Switzerland holds a significant position as an international financial hub, which unfortunately also attracts illicit financial endeavors. Historically, foreign drug trafficking syndicates, mainly originating from Russia, the Balkans, and Eastern Europe, have dominated the landscape of money laundering operations connected to narcotics trade in Switzerland. Although strides have been made in implementing Know Your Customer (KYC) protocols within the financial sector, there remains a need for enhanced monitoring of new entrants in the financial industry and entities susceptible to money laundering.

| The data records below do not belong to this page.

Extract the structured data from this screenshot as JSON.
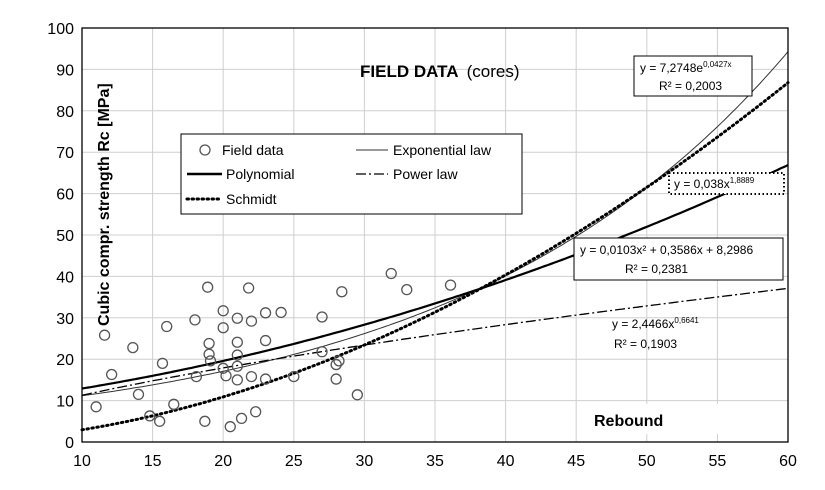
{
  "chart_data": {
    "type": "scatter",
    "title": "FIELD DATA",
    "title_suffix": "(cores)",
    "xlabel": "Rebound",
    "ylabel": "Cubic compr. strength Rc [MPa]",
    "xlim": [
      10,
      60
    ],
    "ylim": [
      0,
      100
    ],
    "xticks": [
      10,
      15,
      20,
      25,
      30,
      35,
      40,
      45,
      50,
      55,
      60
    ],
    "yticks": [
      0,
      10,
      20,
      30,
      40,
      50,
      60,
      70,
      80,
      90,
      100
    ],
    "grid": true,
    "legend_position": "upper-left-inside",
    "legend": [
      {
        "label": "Field data",
        "style": "circle"
      },
      {
        "label": "Exponential law",
        "style": "thin"
      },
      {
        "label": "Polynomial",
        "style": "solid"
      },
      {
        "label": "Power law",
        "style": "dashdot"
      },
      {
        "label": "Schmidt",
        "style": "dotted"
      }
    ],
    "points": [
      {
        "x": 11.0,
        "y": 8.5
      },
      {
        "x": 11.6,
        "y": 25.8
      },
      {
        "x": 12.1,
        "y": 16.3
      },
      {
        "x": 13.6,
        "y": 22.8
      },
      {
        "x": 14.0,
        "y": 11.5
      },
      {
        "x": 14.8,
        "y": 6.3
      },
      {
        "x": 15.5,
        "y": 5.0
      },
      {
        "x": 15.7,
        "y": 19.0
      },
      {
        "x": 16.0,
        "y": 27.9
      },
      {
        "x": 16.5,
        "y": 9.1
      },
      {
        "x": 18.0,
        "y": 29.5
      },
      {
        "x": 18.1,
        "y": 15.8
      },
      {
        "x": 18.7,
        "y": 5.0
      },
      {
        "x": 18.9,
        "y": 37.4
      },
      {
        "x": 19.0,
        "y": 23.8
      },
      {
        "x": 19.0,
        "y": 21.2
      },
      {
        "x": 19.1,
        "y": 19.6
      },
      {
        "x": 20.0,
        "y": 31.7
      },
      {
        "x": 20.0,
        "y": 27.6
      },
      {
        "x": 20.0,
        "y": 17.8
      },
      {
        "x": 20.2,
        "y": 16.0
      },
      {
        "x": 20.5,
        "y": 3.7
      },
      {
        "x": 21.0,
        "y": 29.9
      },
      {
        "x": 21.0,
        "y": 24.1
      },
      {
        "x": 21.0,
        "y": 21.0
      },
      {
        "x": 21.0,
        "y": 18.3
      },
      {
        "x": 21.0,
        "y": 15.0
      },
      {
        "x": 21.3,
        "y": 5.7
      },
      {
        "x": 21.8,
        "y": 37.2
      },
      {
        "x": 22.0,
        "y": 29.2
      },
      {
        "x": 22.0,
        "y": 15.8
      },
      {
        "x": 22.3,
        "y": 7.3
      },
      {
        "x": 23.0,
        "y": 31.2
      },
      {
        "x": 23.0,
        "y": 24.5
      },
      {
        "x": 23.0,
        "y": 15.2
      },
      {
        "x": 24.1,
        "y": 31.3
      },
      {
        "x": 25.0,
        "y": 15.8
      },
      {
        "x": 27.0,
        "y": 30.2
      },
      {
        "x": 27.0,
        "y": 21.8
      },
      {
        "x": 28.0,
        "y": 18.7
      },
      {
        "x": 28.0,
        "y": 15.2
      },
      {
        "x": 28.2,
        "y": 19.6
      },
      {
        "x": 28.4,
        "y": 36.3
      },
      {
        "x": 29.5,
        "y": 11.4
      },
      {
        "x": 31.9,
        "y": 40.7
      },
      {
        "x": 33.0,
        "y": 36.8
      },
      {
        "x": 36.1,
        "y": 37.9
      }
    ],
    "fits": [
      {
        "name": "Exponential law",
        "equation": "y = 7,2748e",
        "equation_sup": "0,0427x",
        "r2": "R² = 0,2003",
        "style": "thin"
      },
      {
        "name": "Polynomial",
        "equation": "y = 0,0103x² + 0,3586x + 8,2986",
        "equation_sup": "",
        "r2": "R² = 0,2381",
        "style": "solid"
      },
      {
        "name": "Power law",
        "equation": "y = 2,4466x",
        "equation_sup": "0,6641",
        "r2": "R² = 0,1903",
        "style": "dashdot"
      },
      {
        "name": "Schmidt",
        "equation": "y = 0,038x",
        "equation_sup": "1,8889",
        "r2": "",
        "style": "dotted"
      }
    ]
  }
}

The Swiss government’s statement of intent from June 2017 underscores the necessity for expanding the Anti-Money Laundering (AML) measures across all relevant stakeholders and reinforcing the Swiss framework against criminal activities. This acknowledges the requirement for augmenting surveillance and strengthening the nation’s response to counteract such threats.

The Anti-Money Laundering Regulation delineates the prerequisites governing the professional conduct of financial intermediaries, encompassing due diligence responsibilities and the imperative of fulfilling reporting obligations for investors.

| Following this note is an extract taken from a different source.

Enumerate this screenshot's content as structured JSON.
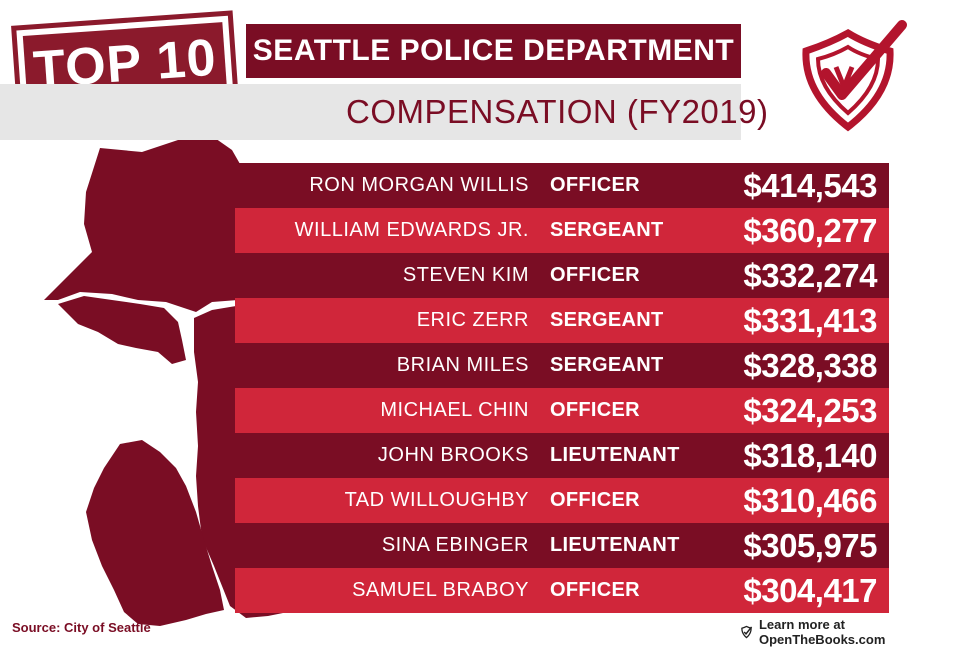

The government applies its rigorous mandates, as stipulated in the Anti-Money Laundering Act, not solely to financial intermediaries and traders, but also extends them to individuals offering specific services linked to the establishment, oversight, or management of corporations and foundations. In particular, the Federal Council proposes the addition of a new classification of individuals, referred to as consultants, who are legally obligated to express any suspicions concerning potential money laundering activities. Initially, the government was hesitant to entertain this obligation due to the industry’s inclination to uphold its professional commitments.

Switzerland adheres rigorously to regulations aimed at preventing money laundering and thwarting the financing of terrorism. The implementation of international standards set forth by the Financial Action Task Force (FATF), a specialized global entity situated within the OECD, is overseen by the Secretariat. As a result, Swiss legislation largely aligns with the international recommendations put forth by the FATF.

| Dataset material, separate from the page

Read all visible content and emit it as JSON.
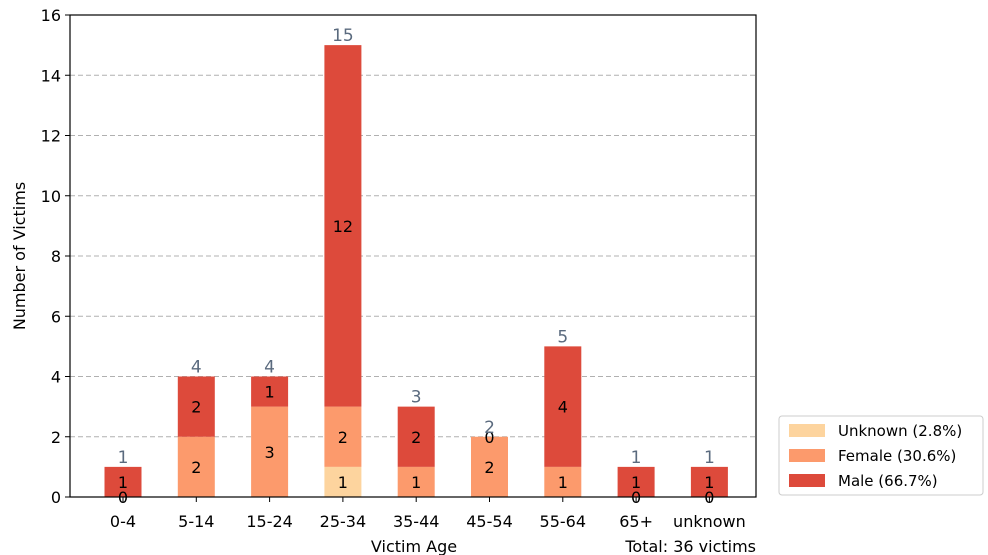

Switzerland assumed a pioneering role in adopting measures against money laundering, being among the first nations to do so. The foundation of Switzerland’s anti-money laundering framework dates back to 1977 when the Due Diligence Agreement (CDB) was established. Since then, these mechanisms have undergone expansion, with Swiss banks embracing due diligence practices in line with the CDB. Switzerland has stood as a trailblazer in identifying contractual parties and stakeholders through the Code of Conduct Agreement. The CDB remains a cornerstone in the comprehensive battle against money laundering.